When the king heard the contents of the book of the law,
he tore his garments and issued this command to Hilkiah the priest,
Ahikam, son of Shaphan,
Achbor, son of Micaiah, the scribe Shaphan,
and the king’s servant Asaiah:
“Go, consult the LORD for me, for the people, for all Judah,
about the stipulations of this book that has been found,
for the anger of the LORD has been set furiously ablaze against us,
because our fathers did not obey the stipulations of this book,
nor fulfill our written obligations.”The king then had all the elders of Judah
and of Jerusalem summoned together before him.

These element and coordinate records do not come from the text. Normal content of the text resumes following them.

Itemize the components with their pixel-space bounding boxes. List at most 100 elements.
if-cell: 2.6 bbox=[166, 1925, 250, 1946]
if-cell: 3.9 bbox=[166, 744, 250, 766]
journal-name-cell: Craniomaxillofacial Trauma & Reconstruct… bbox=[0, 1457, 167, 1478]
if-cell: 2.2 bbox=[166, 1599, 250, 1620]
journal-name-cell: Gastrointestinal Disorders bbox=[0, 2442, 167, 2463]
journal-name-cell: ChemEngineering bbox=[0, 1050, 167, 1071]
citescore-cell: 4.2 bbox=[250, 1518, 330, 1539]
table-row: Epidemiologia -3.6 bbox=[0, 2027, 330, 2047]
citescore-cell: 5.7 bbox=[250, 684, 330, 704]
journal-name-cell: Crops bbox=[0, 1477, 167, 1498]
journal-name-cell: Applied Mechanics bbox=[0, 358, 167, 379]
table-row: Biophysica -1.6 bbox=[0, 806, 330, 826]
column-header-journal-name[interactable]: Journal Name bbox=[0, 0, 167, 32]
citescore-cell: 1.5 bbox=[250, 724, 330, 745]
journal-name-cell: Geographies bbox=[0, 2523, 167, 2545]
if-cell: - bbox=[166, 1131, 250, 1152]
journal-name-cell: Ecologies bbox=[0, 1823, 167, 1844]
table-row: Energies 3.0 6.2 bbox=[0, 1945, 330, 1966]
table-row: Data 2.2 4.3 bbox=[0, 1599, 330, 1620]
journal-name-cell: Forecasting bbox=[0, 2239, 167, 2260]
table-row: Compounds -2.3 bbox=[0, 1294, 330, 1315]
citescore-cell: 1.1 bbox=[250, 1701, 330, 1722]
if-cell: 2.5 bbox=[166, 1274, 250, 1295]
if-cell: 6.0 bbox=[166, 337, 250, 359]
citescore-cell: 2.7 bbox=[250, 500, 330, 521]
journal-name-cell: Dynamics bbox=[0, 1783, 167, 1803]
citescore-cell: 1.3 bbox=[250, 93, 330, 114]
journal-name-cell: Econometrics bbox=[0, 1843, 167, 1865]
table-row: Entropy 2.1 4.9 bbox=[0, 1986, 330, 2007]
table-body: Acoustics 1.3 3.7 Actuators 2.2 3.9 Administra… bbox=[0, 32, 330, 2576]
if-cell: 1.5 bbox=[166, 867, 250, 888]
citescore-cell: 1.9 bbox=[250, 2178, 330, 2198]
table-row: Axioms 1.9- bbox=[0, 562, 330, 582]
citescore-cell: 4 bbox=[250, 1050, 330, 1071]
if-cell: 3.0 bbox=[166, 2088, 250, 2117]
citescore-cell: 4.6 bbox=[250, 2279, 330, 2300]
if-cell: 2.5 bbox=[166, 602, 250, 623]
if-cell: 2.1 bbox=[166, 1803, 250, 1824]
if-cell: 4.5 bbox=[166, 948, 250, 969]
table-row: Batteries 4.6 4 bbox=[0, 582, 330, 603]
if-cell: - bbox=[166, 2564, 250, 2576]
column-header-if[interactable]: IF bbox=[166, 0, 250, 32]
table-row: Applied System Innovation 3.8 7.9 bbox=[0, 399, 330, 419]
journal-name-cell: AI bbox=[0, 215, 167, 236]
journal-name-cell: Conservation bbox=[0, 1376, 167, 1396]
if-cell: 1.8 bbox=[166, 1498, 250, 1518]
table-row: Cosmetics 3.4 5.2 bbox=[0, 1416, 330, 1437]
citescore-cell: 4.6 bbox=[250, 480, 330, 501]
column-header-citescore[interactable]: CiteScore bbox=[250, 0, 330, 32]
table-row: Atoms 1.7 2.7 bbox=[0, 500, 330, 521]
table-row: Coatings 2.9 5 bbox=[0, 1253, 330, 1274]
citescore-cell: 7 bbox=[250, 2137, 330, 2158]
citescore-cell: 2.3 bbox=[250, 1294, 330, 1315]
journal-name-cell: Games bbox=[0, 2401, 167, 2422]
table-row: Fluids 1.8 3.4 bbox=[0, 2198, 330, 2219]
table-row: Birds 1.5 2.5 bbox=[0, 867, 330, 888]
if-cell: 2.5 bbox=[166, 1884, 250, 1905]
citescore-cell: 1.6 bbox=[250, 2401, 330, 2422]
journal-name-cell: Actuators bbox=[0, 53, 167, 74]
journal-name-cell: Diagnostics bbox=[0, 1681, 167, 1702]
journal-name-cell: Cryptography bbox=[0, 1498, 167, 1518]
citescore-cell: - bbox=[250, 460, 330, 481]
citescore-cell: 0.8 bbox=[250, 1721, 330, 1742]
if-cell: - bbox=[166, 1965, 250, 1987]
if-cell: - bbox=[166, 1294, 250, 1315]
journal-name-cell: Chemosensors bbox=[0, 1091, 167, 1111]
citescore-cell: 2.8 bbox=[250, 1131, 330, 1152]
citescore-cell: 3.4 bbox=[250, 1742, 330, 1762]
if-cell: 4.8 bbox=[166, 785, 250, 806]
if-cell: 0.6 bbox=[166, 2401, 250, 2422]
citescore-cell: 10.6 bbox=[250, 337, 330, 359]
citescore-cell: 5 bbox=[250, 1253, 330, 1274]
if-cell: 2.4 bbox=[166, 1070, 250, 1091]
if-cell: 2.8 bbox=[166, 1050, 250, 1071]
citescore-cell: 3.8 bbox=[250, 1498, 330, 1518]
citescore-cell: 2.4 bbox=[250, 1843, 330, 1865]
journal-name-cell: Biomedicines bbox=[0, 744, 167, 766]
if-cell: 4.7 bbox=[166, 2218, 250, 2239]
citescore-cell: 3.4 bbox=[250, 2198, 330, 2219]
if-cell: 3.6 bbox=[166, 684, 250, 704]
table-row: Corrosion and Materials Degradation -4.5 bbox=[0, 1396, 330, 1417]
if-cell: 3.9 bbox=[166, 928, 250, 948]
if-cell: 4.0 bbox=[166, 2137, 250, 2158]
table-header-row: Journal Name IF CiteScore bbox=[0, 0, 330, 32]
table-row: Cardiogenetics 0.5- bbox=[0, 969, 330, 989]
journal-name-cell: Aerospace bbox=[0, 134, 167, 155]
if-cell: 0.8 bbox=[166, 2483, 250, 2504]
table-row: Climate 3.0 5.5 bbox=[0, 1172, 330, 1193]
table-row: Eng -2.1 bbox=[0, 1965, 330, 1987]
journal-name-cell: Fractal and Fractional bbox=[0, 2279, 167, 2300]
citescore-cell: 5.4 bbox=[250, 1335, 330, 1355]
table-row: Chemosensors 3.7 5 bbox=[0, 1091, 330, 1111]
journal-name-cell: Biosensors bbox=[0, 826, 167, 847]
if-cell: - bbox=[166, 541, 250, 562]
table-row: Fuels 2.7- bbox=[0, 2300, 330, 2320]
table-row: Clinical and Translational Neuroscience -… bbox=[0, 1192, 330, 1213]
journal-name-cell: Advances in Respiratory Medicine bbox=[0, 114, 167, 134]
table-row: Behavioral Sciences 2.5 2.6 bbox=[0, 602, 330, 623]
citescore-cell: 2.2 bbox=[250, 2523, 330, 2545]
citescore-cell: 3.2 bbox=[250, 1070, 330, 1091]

The king went up to the temple of the LORD with all the men of Judah
and all the inhabitants of Jerusalem:
priests, prophets, and all the people, small and great.
He had the entire contents of the book of the covenant
that had been found in the temple of the LORD, read out to them.
Standing by the column, the king made a covenant before the LORD
that they would follow him
and observe his ordinances, statutes and decrees
with their whole hearts and souls,
thus reviving the terms of the covenant
which were written in this book.
And all the people stood as participants in the covenant.
Responsorial Psalm PS 119:33, 34, 35, 36, 37, 40
Instruct me, O LORD, in the way of your statutes,
that I may exactly observe them.
R. Teach me the way of your decrees, O Lord.
Give me discernment, that I may observe your law
and keep it with all my heart.
R. Teach me the way of your decrees, O Lord.
Lead me in the path of your commands,
for in it I delight.
R. Teach me the way of your decrees, O Lord.
Incline my heart to your decrees
and not to gain.
R. Teach me the way of your decrees, O Lord.
Turn away my eyes from seeing what is vain:
by your way give me life.
R. Teach me the way of your decrees, O Lord.
Behold, I long for your precepts;
in your justice give me life.
R. Teach me the way of your decrees, O Lord.
Alleluia JN 15:4A, 5B
Remain in me, as I remain in you, says the Lord;
whoever remains in me will bear much fruit.
R. Alleluia, alleluia.
Gospel MT 7:15-20
Jesus said to his disciples:
“Beware of false prophets, who come to you in sheep’s clothing,
but underneath are ravenous wolves.
By their fruits you will know them.
Do people pick grapes from thornbushes, or figs from thistles?
Just so, every good tree bears good fruit,
and a rotten tree bears bad fruit.
A good tree cannot bear bad fruit,
nor can a rotten tree bear good fruit.
Every tree that does not bear good fruit will be cut down
and thrown into the fire.
So by their fruits you will know them.”